This article by Miriam Frost is published by Democracy in Africa (DIA). Here is an excerpt:
On 9 August, Kenyans went to the polls for landmark general elections that featured the highest ever number of women candidates, resulting in a record 26 women elected as members of parliament. This was an increase from 23 women elected to parliament in 2017.
But assessing advancements for women’s political participation in Kenya is more complicated than just counting women. Kenya’s electoral and political processes include several temporary special measures, including a two-thirds gender rule for all political positions and reserved legislative seats for women, termed Woman Representative positions, which make up 47 out of the 337 seats in parliament. On the surface, this provision seems like a guaranteed way to increase women’s political representation and ensure women have a voice in and influence over the politics of their country – although women make up over 50 percent of the Kenyan population, they held only 23 percent of seats in the last parliament, including the 47 Woman Representative seats. However, the creation of additional reserved seats for women in legislative bodies can produce further unintended consequences for women by playing into and replicating rather than challenging patriarchal norms, leading to harmful long-term effects for women’s political participation. Instead, governments across the continent should focus on initiatives that make existing structures more inclusive and representative of the diversity of citizens.
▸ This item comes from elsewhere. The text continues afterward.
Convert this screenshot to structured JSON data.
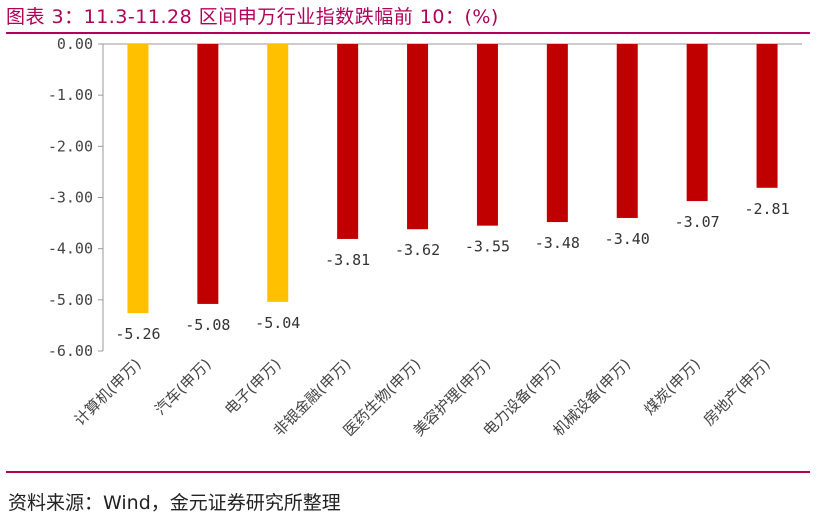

Reserved seats for women in parliament are not a new initiative (Kenya’s system dates to 2010), though they have recently gained prominence through several successful or failed attempts at legislation on the continent. Benin’s January 2023 legislative elections will see the election of 24 women to new seats in the National Assembly stemming from a 2019 constitutional amendment. Tanzania and Uganda, among others, have also implemented some form of reserved seats for women in their parliaments. Other countries have not been as successful. In March, Nigerian lawmakers voted down a suite of five women-focused amendments to the constitution, including one that would have created additional seats reserved for women for each state in Nigeria’s Senate and House of Representatives. In February, a bill that would have created sixteen additional seats reserved for women in the Gambia’s National Assembly did not pass due to a lack of quorum.